Jaén, para quien la busque

 

 

Por Antonio Zoido

Viajamos por la Ruta de los Nazaríes. Llegamos a Jaén mientras se estrenaba diciembre; llegamos, pero parecía que no porque, al pasar junto al desfiladero que rompe de castillos, la ciudad que había de venir aún no tenía precursor ni profeta. Mantenida durante mucho tiempo al margen del crecimiento de su provincia, Jaén no fue latifundio de urbanizaciones. Sólo a poca distancia del caserío, y cuando ya hace un rato que hemos divisado su desparramada blancura por la loma, aparecen algunos de esos rosarios de casas en calles con nombres de sonoridad rebuscada en el vademécum de vocablos medievales que abundan ahora en todas partes.

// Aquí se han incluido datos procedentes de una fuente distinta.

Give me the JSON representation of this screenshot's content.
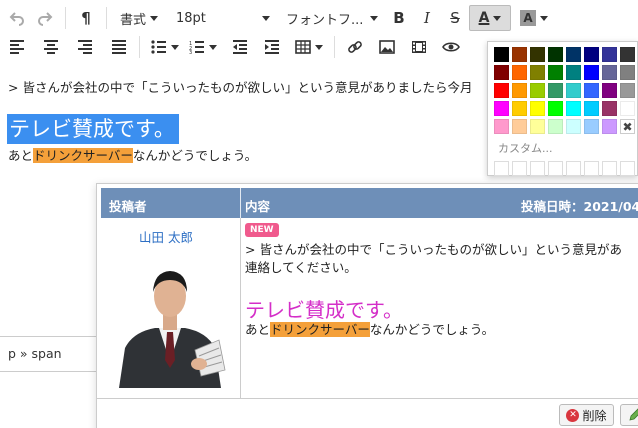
{
  "toolbar1": {
    "format_label": "書式",
    "size_label": "18pt",
    "font_label": "フォントフ..."
  },
  "editor": {
    "line1": "> 皆さんが会社の中で「こういったものが欲しい」という意見がありましたら今月",
    "big_text": "テレビ賛成です。",
    "line3_pre": "あと",
    "line3_hl": "ドリンクサーバー",
    "line3_post": "なんかどうでしょう。"
  },
  "path": "p » span",
  "color_picker": {
    "custom_label": "カスタム...",
    "remove_symbol": "✖",
    "colors": [
      "#000000",
      "#993300",
      "#333300",
      "#003300",
      "#003366",
      "#000080",
      "#333399",
      "#333333",
      "#800000",
      "#ff6600",
      "#808000",
      "#008000",
      "#008080",
      "#0000ff",
      "#666699",
      "#808080",
      "#ff0000",
      "#ff9900",
      "#99cc00",
      "#339966",
      "#33cccc",
      "#3366ff",
      "#800080",
      "#999999",
      "#ff00ff",
      "#ffcc00",
      "#ffff00",
      "#00ff00",
      "#00ffff",
      "#00ccff",
      "#993366",
      "#ffffff",
      "#ff99cc",
      "#ffcc99",
      "#ffff99",
      "#ccffcc",
      "#ccffff",
      "#99ccff",
      "#cc99ff"
    ]
  },
  "preview": {
    "col_author": "投稿者",
    "col_content": "内容",
    "col_date": "投稿日時：2021/04",
    "author": "山田 太郎",
    "new_badge": "NEW",
    "line1": "> 皆さんが会社の中で「こういったものが欲しい」という意見があ",
    "line2": "連絡してください。",
    "big_text": "テレビ賛成です。",
    "line3_pre": "あと",
    "line3_hl": "ドリンクサーバー",
    "line3_post": "なんかどうでしょう。",
    "delete_label": "削除"
  }
}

Al lado del Parque de la Victoria, la gente bulle con bolsas por las calles llenas de tiendas, y un poco más allá, la Alameda aún conserva el tráfico de todos los sábados.

No lejos de la Puerta del Ángel, aparece el monasterio de monjas clarisas que, sin embargo, son llamadas “las bernardas”, como si fueran cistercienses, y apenas hemos recorrido un corto tramo, el sol comienza a desperezarse sobre la colección de estilos de la que puede presumir la iglesia de San Ildefonso.

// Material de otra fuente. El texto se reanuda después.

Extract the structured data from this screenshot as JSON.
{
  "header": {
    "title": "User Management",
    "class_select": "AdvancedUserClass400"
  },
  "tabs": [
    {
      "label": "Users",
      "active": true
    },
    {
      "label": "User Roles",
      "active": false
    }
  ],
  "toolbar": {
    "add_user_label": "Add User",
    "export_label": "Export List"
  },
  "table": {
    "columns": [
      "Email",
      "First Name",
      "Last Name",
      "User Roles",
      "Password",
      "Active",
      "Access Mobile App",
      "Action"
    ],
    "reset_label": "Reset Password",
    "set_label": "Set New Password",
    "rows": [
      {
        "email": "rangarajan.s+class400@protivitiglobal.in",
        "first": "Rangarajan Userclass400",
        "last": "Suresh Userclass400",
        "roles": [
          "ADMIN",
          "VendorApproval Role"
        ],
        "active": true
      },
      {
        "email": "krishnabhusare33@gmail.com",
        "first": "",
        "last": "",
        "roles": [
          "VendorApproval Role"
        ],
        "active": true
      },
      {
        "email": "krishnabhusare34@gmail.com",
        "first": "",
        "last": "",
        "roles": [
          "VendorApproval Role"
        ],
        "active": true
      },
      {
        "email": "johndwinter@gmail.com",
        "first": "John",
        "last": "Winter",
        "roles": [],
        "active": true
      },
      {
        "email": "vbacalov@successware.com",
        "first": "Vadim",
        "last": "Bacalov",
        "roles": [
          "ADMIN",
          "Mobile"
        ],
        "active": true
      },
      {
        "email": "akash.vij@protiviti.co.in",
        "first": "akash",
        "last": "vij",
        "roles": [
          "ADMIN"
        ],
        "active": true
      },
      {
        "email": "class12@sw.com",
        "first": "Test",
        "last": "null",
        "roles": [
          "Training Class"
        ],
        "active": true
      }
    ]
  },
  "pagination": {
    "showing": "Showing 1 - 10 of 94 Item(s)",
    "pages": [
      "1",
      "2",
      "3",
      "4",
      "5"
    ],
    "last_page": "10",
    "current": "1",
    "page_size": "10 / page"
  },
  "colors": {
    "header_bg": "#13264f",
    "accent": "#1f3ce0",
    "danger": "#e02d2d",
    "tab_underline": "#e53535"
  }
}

Separada del Jaén más antiguo, confinada casi al extrarradio al final de la Edad Media, San Ildefonso se encontró después mucho mejor situado que otros templos y cenobios. El albergar la imagen de la Patrona de la ciudad y el sepulcro de Andrés de Vandelvira, hizo el resto, incluido el regalo de una portada de Ventura Rodríguez que se impuso a las otras dos, gótica y plateresca respectivamente. 

Puerta del Ángel y Convento de las Bernardas. ©Andalucía.org

El Jaén moderno se interpone; en la Plaza de la Constitución toman el sol los viejos y venden lo que pueden los manteros inmigrantes mientras gorgotean las fuentes del monumento —entre entrañable y kitsch— que Paco Tito le ha levantado a la alfarería. La subida hacia la catedral por la plaza donde estuvieron el Pósito y el Royo Real está jalonada de casas y bloques casi centenarios ya, llenos de elementos historicistas o modernistas y cierros fundidos con el mimo de hace muchos años.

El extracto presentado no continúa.